Data Analytics and Stochastic Optimization Models for Decision Support in Chronic Disease Operations Management PDF Author: Mohammad Hessam Olya
Publisher:
ISBN:
Category : Computer science
Languages : en
Pages : 133

Book Description
The results of this study show that feature representation and training related instances jointly increase the performance of patient workload prediction. Moreover, we have addressed two critical issues in team-based healthcare strategic and tactical planning. The first issue is to determine the optimal number of providers for multiple facilities and eligible patients for pay-to-travel incentives where the demand and location of patients are unknown. The second issue is to minimize the number of different healthcare teams and balance their workload within every single facility. We have developed a stochastic workforce and workload optimization model under various scenarios to address this issue. The result of prescriptive analysis suggests considering the randomness rather than replacing the stochastic variables by their expected value significantly contributes in reducing the overall cost of healthcare and practically enhancing access to care.

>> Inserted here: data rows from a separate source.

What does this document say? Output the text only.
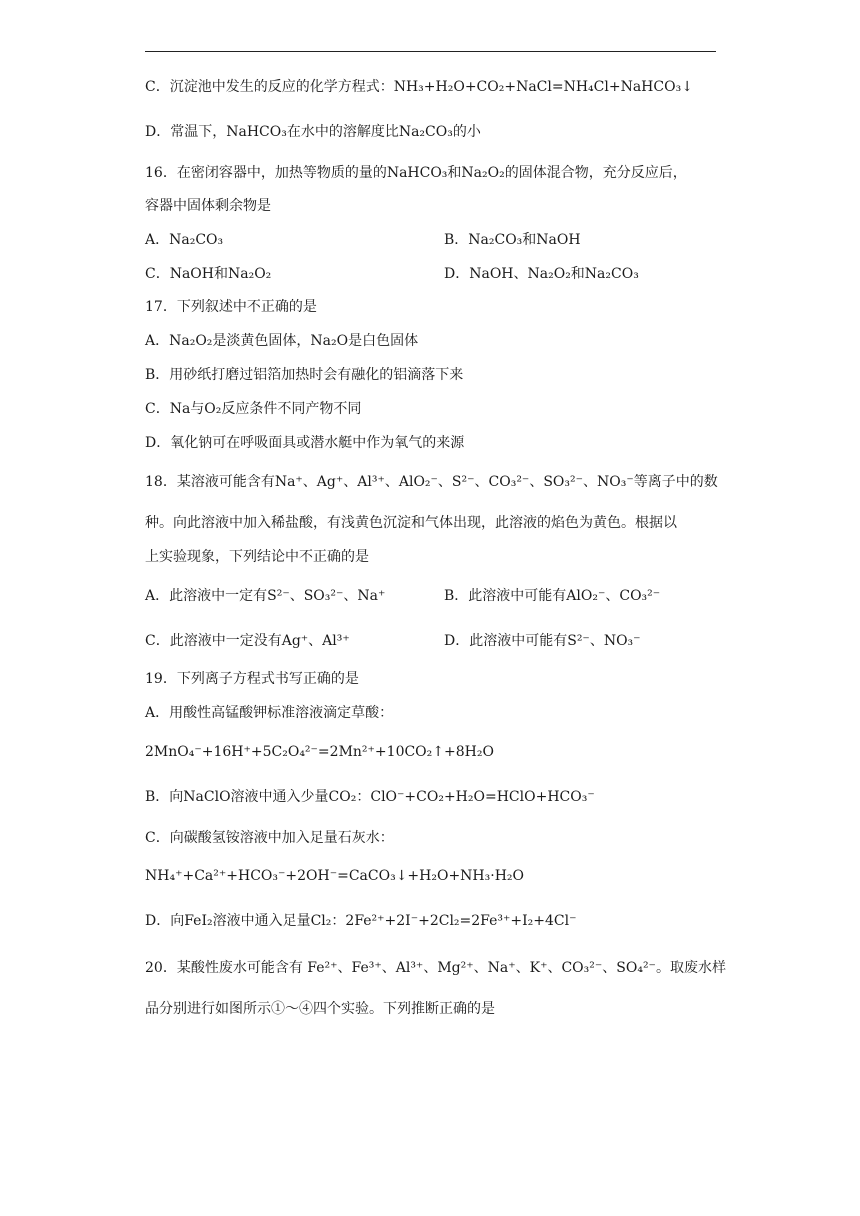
C．沉淀池中发生的反应的化学方程式：NH₃+H₂O+CO₂+NaCl=NH₄Cl+NaHCO₃↓
D．常温下，NaHCO₃在水中的溶解度比Na₂CO₃的小
16．在密闭容器中，加热等物质的量的NaHCO₃和Na₂O₂的固体混合物，充分反应后，
容器中固体剩余物是
A．Na₂CO₃	B．Na₂CO₃和NaOH
C．NaOH和Na₂O₂	D．NaOH、Na₂O₂和Na₂CO₃
17．下列叙述中不正确的是
A．Na₂O₂是淡黄色固体，Na₂O是白色固体
B．用砂纸打磨过铝箔加热时会有融化的铝滴落下来
C．Na与O₂反应条件不同产物不同
D．氧化钠可在呼吸面具或潜水艇中作为氧气的来源
18．某溶液可能含有Na⁺、Ag⁺、Al³⁺、AlO₂⁻、S²⁻、CO₃²⁻、SO₃²⁻、NO₃⁻等离子中的数
种。向此溶液中加入稀盐酸，有浅黄色沉淀和气体出现，此溶液的焰色为黄色。根据以
上实验现象，下列结论中不正确的是
A．此溶液中一定有S²⁻、SO₃²⁻、Na⁺	B．此溶液中可能有AlO₂⁻、CO₃²⁻
C．此溶液中一定没有Ag⁺、Al³⁺	D．此溶液中可能有S²⁻、NO₃⁻
19．下列离子方程式书写正确的是
A．用酸性高锰酸钾标准溶液滴定草酸：
2MnO₄⁻+16H⁺+5C₂O₄²⁻=2Mn²⁺+10CO₂↑+8H₂O
B．向NaClO溶液中通入少量CO₂：ClO⁻+CO₂+H₂O=HClO+HCO₃⁻
C．向碳酸氢铵溶液中加入足量石灰水：
NH₄⁺+Ca²⁺+HCO₃⁻+2OH⁻=CaCO₃↓+H₂O+NH₃·H₂O
D．向FeI₂溶液中通入足量Cl₂：2Fe²⁺+2I⁻+2Cl₂=2Fe³⁺+I₂+4Cl⁻
20．某酸性废水可能含有 Fe²⁺、Fe³⁺、Al³⁺、Mg²⁺、Na⁺、K⁺、CO₃²⁻、SO₄²⁻。取废水样
品分别进行如图所示①～④四个实验。下列推断正确的是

Encyclopedia of Optimization

Encyclopedia of Optimization PDF Author: Christodoulos A. Floudas
Publisher: Springer Science & Business Media
ISBN: 0387747583
Category : Mathematics
Languages : en
Pages : 4646

Book Description
The goal of the Encyclopedia of Optimization is to introduce the reader to a complete set of topics that show the spectrum of research, the richness of ideas, and the breadth of applications that has come from this field. The second edition builds on the success of the former edition with more than 150 completely new entries, designed to ensure that the reference addresses recent areas where optimization theories and techniques have advanced. Particularly heavy attention resulted in health science and transportation, with entries such as "Algorithms for Genomics", "Optimization and Radiotherapy Treatment Design", and "Crew Scheduling".